Elizabeth’s great strength as a ruler was her ability to listen, her sensitivity to public opinion, and an awareness of what was politically possible. Deciding that she would not go ahead with a match that bitterly divided her Council and was so displeasing to her people, she moved towards the grand finale of her last courtship. She had to extricate herself from the marriage carefully while leaving in its place friendship with France. When the French envoys arrived in London to ratify the marriage treaty, they were splendidly entertained, but found they could not get the Queen to discuss business. In July 1581 she wrote Anjou a loving letter, explaining that she could not marry him; she had already warned him that the match might founder on his insistence on practising his religion privately.
In rejecting Anjou’s suit, she still needed to find a way of binding him to her. A second visit from her ardent suitor in November of that same year provided the opportunity.
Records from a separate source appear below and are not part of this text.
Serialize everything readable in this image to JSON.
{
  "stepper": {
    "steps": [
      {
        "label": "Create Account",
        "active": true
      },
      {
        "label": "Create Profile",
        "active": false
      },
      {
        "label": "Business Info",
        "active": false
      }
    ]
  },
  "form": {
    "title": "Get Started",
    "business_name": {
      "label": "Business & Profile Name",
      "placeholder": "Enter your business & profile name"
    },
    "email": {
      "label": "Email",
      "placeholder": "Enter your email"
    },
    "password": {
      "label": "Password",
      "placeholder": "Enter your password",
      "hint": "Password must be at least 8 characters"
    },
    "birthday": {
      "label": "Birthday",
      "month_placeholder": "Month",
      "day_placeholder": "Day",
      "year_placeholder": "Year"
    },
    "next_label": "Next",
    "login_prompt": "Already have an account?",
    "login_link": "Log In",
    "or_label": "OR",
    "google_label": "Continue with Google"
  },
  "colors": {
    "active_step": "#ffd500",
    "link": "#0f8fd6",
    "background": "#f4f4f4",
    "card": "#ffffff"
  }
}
Confronted when she was walking with him in the gallery at Greenwich by the French ambassador with an ultimatum from the French King to declare her intentions regarding his brother, Elizabeth had no hesitation in telling him, ‘You may write this to the French King, that the Duke shall be my husband.’ With that she took off a ring and placed it on Anjou’s finger, kissing him on the lips. In this way, she convinced Anjou of her personal good intentions, even if, as inevitably happened, she was prevented from realizing them by the disapproval of her Council, Parliament and people. Unlike her sister, Elizabeth was too wise to force the issue. Anjou was sent off with a consolation prize of £60,000 – a loan for his adventures in the Netherlands, where he was to be Elizabeth’s champion.
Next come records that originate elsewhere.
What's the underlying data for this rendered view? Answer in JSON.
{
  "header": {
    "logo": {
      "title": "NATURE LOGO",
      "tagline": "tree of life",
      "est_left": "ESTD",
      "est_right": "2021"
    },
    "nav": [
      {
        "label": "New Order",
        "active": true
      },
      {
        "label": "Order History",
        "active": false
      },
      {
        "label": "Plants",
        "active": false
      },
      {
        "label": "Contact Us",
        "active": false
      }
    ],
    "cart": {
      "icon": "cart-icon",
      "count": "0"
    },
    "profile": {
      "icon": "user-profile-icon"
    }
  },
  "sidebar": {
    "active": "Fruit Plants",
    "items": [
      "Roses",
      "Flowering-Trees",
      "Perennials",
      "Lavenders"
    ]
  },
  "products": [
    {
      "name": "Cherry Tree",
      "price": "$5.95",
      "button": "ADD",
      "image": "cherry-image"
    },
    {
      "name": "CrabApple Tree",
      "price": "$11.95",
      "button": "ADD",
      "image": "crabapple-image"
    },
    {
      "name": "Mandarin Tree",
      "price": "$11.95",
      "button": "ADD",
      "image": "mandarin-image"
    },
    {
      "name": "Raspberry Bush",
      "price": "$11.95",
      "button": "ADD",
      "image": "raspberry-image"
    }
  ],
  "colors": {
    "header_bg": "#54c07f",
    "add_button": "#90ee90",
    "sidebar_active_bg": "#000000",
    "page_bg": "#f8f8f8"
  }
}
When Anjou departed, Elizabeth put on a moving display of grief, although the Spanish ambassador’s spies told him that in the privacy of the Privy Chamber ‘she danced for very joy at getting rid of him’. Elizabeth might well have wept in the silent hours of the night, however. As a queen, she had played her role to perfection. She had strung out her courtships for over twenty years, as a brilliant ploy in the game of international diplomacy. She had given every appearance of acceding to demands to marry, while managing to avoid what was personally distasteful to her and possibly ruinous. But the cost to her personal happiness had been great. If she had ever harboured hopes of having a husband and children, those hopes were now irredeemably dashed. She was facing a lonely old age.
To the consternation of her Council, Elizabeth had actually broken down and wept when it had become clear that the marriage with Anjou could never proceed. Something of the strain of her divided personality, the dual role she was forced to play as queen and woman, is captured in her poem, ‘On Monsieur’s Departure’:
I grieve and dare not show my discontent;
I love, and yet am forced to seem to hate;
I do, yet dare not say I ever meant;
I seem stark mute, but inwardly do prate.
I am, and not; I freeze and yet am burned,
Since from myself another self I turned.
There was nothing left but to re-invent herself as a Virgin Queen.